Do you need license plate trailer tags on a BBQ pit trailer?


----------



## fireBoy (Jul 5, 2008)

yes, it is a trailer like every other.


----------



## 24Buds (Dec 5, 2008)

I figured, but see lots of them without tags. Just checking. Thanks


----------



## tdgal (Jun 16, 2009)

*Plates*

I had a pit without plates, hauled it from San Antonio, to Beaumont, and all over the greater Houston area. Never had a problem. My pit was under 5000lbs and was told I didn't need plates.

Maybe I was just lucky, now I'm wondering maybe I'll look up in TxDot.


----------



## jdot7749 (Dec 1, 2008)

You need plates on all trailers but if the weight is less than 4 or 5 thou pounds and it's recreational you don't need a title to get plates.


----------



## BillyG (Oct 19, 2004)

I always just put my boat trailer one on.


----------



## tbone2374 (Feb 27, 2010)

No of course not... it's a BBQ PIT Man!!! Here's your sign!


----------



## Slimshady (Jan 11, 2005)

fireBoy said:


> yes, it is a trailer like every other.


For the sake of argument, because it has wheels its a trailer? Is a log splitter with wheels a trailer and require tags? Wouldn't think so.

I've heard the argument its not a trailer but a piece of equipment. Not saying its going to get you out of a ticket though.


----------



## tdgal (Jun 16, 2009)

Maybe if you build a pitt on a Lo-boy trailer it has tags.

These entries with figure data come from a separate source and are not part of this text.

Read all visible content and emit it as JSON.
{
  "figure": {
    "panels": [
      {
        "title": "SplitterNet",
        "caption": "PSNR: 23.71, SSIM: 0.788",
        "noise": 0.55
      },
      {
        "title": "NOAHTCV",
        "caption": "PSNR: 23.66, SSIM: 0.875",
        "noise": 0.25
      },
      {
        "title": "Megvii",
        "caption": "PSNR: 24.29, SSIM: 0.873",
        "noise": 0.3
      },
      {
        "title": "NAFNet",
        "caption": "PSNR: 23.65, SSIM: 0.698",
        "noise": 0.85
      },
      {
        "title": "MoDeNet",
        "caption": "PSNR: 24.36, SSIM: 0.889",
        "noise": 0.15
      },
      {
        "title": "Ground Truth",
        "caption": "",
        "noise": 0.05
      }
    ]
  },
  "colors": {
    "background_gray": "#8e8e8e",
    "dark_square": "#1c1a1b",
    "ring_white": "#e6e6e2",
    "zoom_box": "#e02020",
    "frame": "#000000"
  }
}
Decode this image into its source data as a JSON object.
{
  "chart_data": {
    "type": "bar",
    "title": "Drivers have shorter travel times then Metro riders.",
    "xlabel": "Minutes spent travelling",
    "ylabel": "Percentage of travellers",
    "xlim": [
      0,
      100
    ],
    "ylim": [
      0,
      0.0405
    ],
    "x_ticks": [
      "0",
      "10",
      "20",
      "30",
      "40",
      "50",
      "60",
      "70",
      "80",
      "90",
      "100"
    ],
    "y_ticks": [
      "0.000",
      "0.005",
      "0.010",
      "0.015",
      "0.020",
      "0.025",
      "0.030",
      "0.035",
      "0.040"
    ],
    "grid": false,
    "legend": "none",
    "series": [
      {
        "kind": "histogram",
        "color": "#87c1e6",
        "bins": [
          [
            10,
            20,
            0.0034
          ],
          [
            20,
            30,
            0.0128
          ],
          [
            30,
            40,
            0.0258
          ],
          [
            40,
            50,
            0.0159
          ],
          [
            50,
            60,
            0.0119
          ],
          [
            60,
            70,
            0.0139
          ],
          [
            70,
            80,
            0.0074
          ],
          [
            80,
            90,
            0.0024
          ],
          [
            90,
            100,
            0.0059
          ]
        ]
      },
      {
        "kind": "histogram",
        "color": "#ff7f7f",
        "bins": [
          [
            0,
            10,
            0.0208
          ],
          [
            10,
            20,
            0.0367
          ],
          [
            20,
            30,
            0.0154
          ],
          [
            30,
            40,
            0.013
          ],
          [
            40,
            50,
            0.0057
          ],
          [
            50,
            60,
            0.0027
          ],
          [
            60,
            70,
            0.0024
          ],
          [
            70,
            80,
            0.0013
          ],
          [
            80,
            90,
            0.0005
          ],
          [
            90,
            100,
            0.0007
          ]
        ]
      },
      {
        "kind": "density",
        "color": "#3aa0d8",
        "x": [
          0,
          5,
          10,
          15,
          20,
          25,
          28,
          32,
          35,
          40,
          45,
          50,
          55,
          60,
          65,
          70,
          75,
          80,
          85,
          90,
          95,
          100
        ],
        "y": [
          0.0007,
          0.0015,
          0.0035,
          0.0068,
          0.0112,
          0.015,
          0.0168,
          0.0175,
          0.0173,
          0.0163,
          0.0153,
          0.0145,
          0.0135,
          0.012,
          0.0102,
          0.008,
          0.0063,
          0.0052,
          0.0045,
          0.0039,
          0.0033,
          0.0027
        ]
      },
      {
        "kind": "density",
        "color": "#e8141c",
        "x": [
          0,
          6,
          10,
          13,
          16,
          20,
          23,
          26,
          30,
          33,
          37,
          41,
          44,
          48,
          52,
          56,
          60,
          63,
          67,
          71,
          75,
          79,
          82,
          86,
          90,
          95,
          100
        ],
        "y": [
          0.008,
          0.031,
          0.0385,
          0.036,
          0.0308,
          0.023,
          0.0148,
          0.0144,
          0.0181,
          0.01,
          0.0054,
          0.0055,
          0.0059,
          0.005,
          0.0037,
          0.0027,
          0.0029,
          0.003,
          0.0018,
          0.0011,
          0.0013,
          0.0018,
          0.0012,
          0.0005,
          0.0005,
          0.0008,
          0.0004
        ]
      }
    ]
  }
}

I had a pit only on wheels (walk around pit)????


----------



## CoastalOutfitters (Aug 20, 2004)

if it is big enough to block your truck tail lights deff. yes.

and do put both tail lights on it

i think thats where they draw the line on logsplitters and cement mixers and empty car haulers


----------



## tbone2374 (Feb 27, 2010)

I think officer discretion could enter into that citation!


----------